From static to active photoluminescence tuning: functional spacer materials for plasmon–fluorophore interaction

Abstract

Plasmon-triggered modulation of fluorophores’ photoluminescence has introduced tremendous opportunities for diverse applications, such as: sensing, biolabeling, novel light sources, integrated optical communication, and data-processing. Thus, numerous plasmonic–fluorophore hybrid systems have been designed and studied providing deep insight into nanoscale light-matter interactions as well as the ability to control spontaneous photoluminescence of the fluorophores. In such systems, the distance between plasmonic components and fluorophores plays a crucial role in plasmon-exciton coupling and the overall optical characteristics of the fluorophores.

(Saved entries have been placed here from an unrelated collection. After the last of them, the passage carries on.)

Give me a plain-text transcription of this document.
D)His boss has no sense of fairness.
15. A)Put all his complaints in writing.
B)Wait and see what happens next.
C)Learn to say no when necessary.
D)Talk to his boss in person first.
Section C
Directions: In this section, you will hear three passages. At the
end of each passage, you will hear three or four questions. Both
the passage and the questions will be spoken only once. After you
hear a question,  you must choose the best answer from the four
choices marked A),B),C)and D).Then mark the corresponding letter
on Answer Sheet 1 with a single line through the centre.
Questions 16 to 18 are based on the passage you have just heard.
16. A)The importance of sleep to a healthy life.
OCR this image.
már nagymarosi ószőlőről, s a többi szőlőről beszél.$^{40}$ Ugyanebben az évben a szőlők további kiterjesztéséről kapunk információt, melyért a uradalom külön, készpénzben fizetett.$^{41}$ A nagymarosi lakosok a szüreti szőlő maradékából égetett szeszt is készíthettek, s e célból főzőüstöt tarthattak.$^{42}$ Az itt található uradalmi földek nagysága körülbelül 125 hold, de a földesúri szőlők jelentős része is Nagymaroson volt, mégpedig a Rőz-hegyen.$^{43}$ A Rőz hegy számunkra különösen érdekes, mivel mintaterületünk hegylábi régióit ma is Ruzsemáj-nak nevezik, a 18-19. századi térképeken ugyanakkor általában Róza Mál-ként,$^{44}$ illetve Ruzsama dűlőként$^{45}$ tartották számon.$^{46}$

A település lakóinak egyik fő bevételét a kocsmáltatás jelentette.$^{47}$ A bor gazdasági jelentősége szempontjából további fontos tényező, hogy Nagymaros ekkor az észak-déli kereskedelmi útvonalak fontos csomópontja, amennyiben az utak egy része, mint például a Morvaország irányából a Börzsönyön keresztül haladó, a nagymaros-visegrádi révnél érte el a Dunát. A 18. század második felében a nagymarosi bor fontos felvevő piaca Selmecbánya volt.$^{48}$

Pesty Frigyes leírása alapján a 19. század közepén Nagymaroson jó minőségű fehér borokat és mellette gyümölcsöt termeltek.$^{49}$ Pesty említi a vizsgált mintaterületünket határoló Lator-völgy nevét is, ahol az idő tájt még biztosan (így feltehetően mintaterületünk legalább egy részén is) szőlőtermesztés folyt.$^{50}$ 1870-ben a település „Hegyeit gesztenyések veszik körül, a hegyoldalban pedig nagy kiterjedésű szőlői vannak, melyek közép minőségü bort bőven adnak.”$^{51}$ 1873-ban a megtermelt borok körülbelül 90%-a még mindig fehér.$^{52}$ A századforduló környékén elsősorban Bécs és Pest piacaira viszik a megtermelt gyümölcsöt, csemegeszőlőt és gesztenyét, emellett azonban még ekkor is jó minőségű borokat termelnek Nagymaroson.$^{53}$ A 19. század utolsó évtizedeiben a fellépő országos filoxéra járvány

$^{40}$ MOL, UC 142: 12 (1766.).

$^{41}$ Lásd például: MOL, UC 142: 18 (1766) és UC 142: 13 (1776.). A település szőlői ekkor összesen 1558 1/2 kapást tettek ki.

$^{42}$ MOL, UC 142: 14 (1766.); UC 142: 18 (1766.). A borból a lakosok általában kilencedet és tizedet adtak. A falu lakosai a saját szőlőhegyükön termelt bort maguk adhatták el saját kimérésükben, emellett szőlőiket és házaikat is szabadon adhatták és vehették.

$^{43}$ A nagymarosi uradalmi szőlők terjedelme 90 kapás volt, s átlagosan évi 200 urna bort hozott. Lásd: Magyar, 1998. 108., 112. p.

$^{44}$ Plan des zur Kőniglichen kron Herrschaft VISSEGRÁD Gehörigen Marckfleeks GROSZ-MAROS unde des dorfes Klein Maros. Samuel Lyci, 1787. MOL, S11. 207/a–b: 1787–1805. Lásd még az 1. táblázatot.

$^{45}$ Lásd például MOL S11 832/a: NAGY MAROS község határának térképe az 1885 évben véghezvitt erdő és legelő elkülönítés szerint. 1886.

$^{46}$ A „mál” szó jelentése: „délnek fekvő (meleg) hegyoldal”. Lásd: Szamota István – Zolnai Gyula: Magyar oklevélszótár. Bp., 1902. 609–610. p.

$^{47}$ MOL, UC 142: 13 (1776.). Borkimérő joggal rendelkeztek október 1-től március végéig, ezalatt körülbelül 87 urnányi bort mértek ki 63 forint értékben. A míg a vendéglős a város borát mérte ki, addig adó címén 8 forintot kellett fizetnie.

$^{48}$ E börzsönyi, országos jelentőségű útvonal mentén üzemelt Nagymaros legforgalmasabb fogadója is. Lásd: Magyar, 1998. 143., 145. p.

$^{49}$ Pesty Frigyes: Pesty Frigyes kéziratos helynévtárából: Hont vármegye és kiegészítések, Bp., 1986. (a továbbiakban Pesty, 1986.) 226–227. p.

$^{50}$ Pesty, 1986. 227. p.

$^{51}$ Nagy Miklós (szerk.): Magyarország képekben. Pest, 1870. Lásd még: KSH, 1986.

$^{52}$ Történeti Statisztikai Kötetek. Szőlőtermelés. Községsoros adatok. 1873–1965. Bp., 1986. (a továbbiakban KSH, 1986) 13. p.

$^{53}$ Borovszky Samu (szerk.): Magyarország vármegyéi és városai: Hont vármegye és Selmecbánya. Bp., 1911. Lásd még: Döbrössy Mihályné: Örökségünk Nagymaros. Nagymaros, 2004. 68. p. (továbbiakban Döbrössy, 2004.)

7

So far, various dielectric materials, such as organic and inorganic thin films and biomolecular linkers have been exploited as the spacer layer in these systems. Once they have been fabricated, most hybrid systems are based on static spacers, and thus, do not enable active changes of the optical properties. Consequently, there is a growing demand to develop novel hybrid systems in which the optical properties can be actively tuned via variation of parameters to broaden the applications of such devices. Therefore, incorporation of responsive materials like liquid crystals and stimuli-responsive polymers, as a separating layer, can ensure the active tuning of the fluorophores’ optical properties in such hybrid systems. Suitable choices of material, as the spacer layer, make it possible to take advantage of both the individual properties of the separating layer and the modulation of plasmon-exciton coupling for the desired purpose. In this review, various materials that have been applied as the spacer layer in view of their advantages and disadvantages are highlighted. Moreover, the preparative techniques of these spacer layers will be discussed with emphasize on the flourishing field of active photoluminescence tuning, where stimuli-responsive polymers can be believed to be promising spacer candidates in plasmonic–fluorophore hybrid systems.